Who Ruined Hoodoo?

Katrina Hazzard-Donald, Mojo Workin’: The Old African American Hoodoo System (Champaign: University of Illinois Press, 2013) 248 pp., photos, index, $85 (cloth), $28 (paper), ebook available.

 

Hazzard-Donald teaches anthropology and sociology at Rutgers University-Camden. She is herself an initiate into the Orisha religion, but this is not a work of  ethnography or autoethnography.

Her notes list some conversations with informants — rootworkers, etc., but Mojo Workin’ is based more on published sources, many from the 1890s–1920s, than on systematic fieldwork, apparently.  She saves descriptions of eight informants, including two fellow academics, for the book’s end, rarely quoting them in the text by name.

She divides American hoodoo into two (mainly) chronological categories: (1) Old Tradition “Black Belt” Hoodoo, as practiced in the South from slavery days up until the “great migration” to Northern cities, and (2) “Snake oil” or “marketeered” hoodoo, which is more commercial.

Practitioners of traditional hoodoo collected their own herbs, diagnosed clients, and participated in a “hoodoo complex” that she describes as “folk religion” that “integrated psychological support, spiritual direction, physical strength, and medicinal treatment.”

This she contrasts with the “exploitive” second version, the hoodoo of “curio shop” and candle shops, dream books, ads for “Sister This” and “Mother That” in magazines and newspapers catering to black readers, and Internet sellers of hoodoo supplies, mojo bags, etc. And who is behind this “snake oil” hoodoo? The Jews.
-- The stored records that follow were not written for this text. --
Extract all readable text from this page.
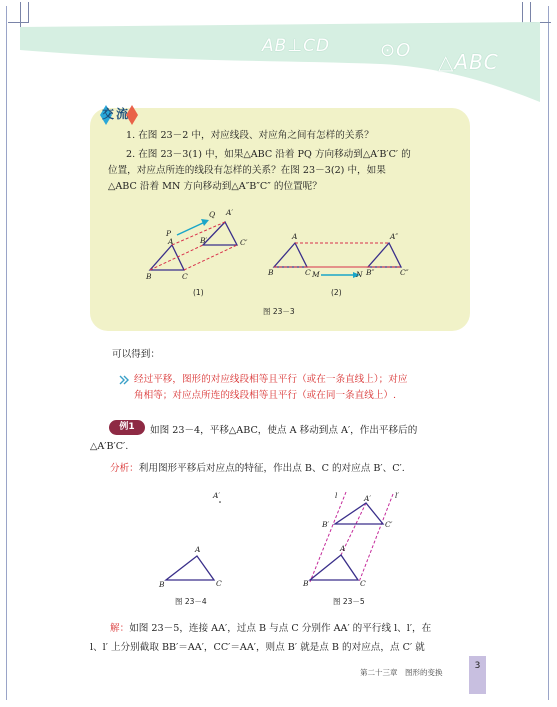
AB⊥CD	⊙O △ABC
交流
1. 在图 23－2 中，对应线段、对应角之间有怎样的关系？
2. 在图 23－3(1) 中，如果△ABC 沿着 PQ 方向移动到△A′B′C′ 的
位置，对应点所连的线段有怎样的关系？在图 23－3(2) 中，如果
△ABC 沿着 MN 方向移动到△A″B″C″ 的位置呢？
P
Q
A
A′
B′	C′
B	C
(1)
A	A″
B	C M	N B″	C″
(2)
图 23－3
可以得到：
经过平移，图形的对应线段相等且平行（或在一条直线上）；对应
角相等；对应点所连的线段相等且平行（或在同一条直线上）.
例1	如图 23－4，平移△ABC，使点 A 移动到点 A′，作出平移后的
△A′B′C′.
分析：利用图形平移后对应点的特征，作出点 B、C 的对应点 B′、C′.
A′
A
B	C
图 23－4
l	l′
A′
B′	C′
A
B	C
图 23－5
解：如图 23－5，连接 AA′，过点 B 与点 C 分别作 AA′ 的平行线 l、l′，在
l、l′ 上分别截取 BB′＝AA′，CC′＝AA′，则点 B′ 就是点 B 的对应点，点 C′ 就
第二十三章　图形的变换
3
“Outsiders,” these businessmen — such as Morton Neumann (Valmor Co.), who also produced cosmetics for the African-American market or Morris Shapiro and Joseph Menke of Memphis, founders of Keystone Laboratories — are accused of seeking “unchallenged control of the Hoodoo supply market” and to “shut out blacks.”

Today’s Internet-based supply businesses, such as Lucky Mojo (whose owner, Cat Yronwode, happens to be Jewish), receive her particular scorn. According to one end note, Hazard-Donald tried to interview Yronwode by telephone, flaunting her Orisha credentials, and got the brush-off, which made her furious.

I have some problems with such neat dichotomies — old hoodoo good, “marketeered” hoodoo bad. Real people cross such boundaries, and even the author admits that “some old tradition [root] workers have succumbed to pressure to use at least some commercial supplies.”

But is “succumb” the right verb? Any folklore scholar could tell you that the line between “traditional” and “commercial” is thin and mutable.  Hazzard-Donald, for example, makes much of the Sanctified black church’s traditional Ring Shout’s connection with African religion. Here, for instance, is a self-consciously folkloric Ring Shout, while here is one whose participants were trying for a spot in the Guinness Book of World Records. Authentic? Staged? Commercial?

But my chief interest in Mojo Workin’ was as someone interested in esoteric, magical, and underground American religion. As an insider, Hazzard-Donald’s authorial viewpoint is both emic and “curatorial,” for she sees her book as a step toward a Hoodoo revival as it becomes “a healthy and rebounding supplemental spiritual system.”

She treats “religion” as a self-evident category, uncritically describing hoodoo as “religion” even after the “death of the gods,” that historical point (somewhere before 1740, but the paragraph is confusing) at which the cultus of the African gods had ceased. (In North America, that is, where a predominately Protestant society and smaller plantation sizes worked against the kind of African-Catholic syncretism that occurred, for instance, on the big sugar plantations of Brazil, Cuba, etc.)

Given that most definitions of “religion” are based on scriptural and credal traditions — and hoodoo is neither — I would have liked to see how it fits a category of “religion” even when blended with the Sanctified churches, as when psalms become incantations to accompany a working or when, as Hazzard-Donald describes, yesterday’s conjure man becomes today’s charismatic preacher.

“System” or “religion” — how do we talk about these things? Hoodoo, like polytheism and animism, challenges our ideas of what “religion” is?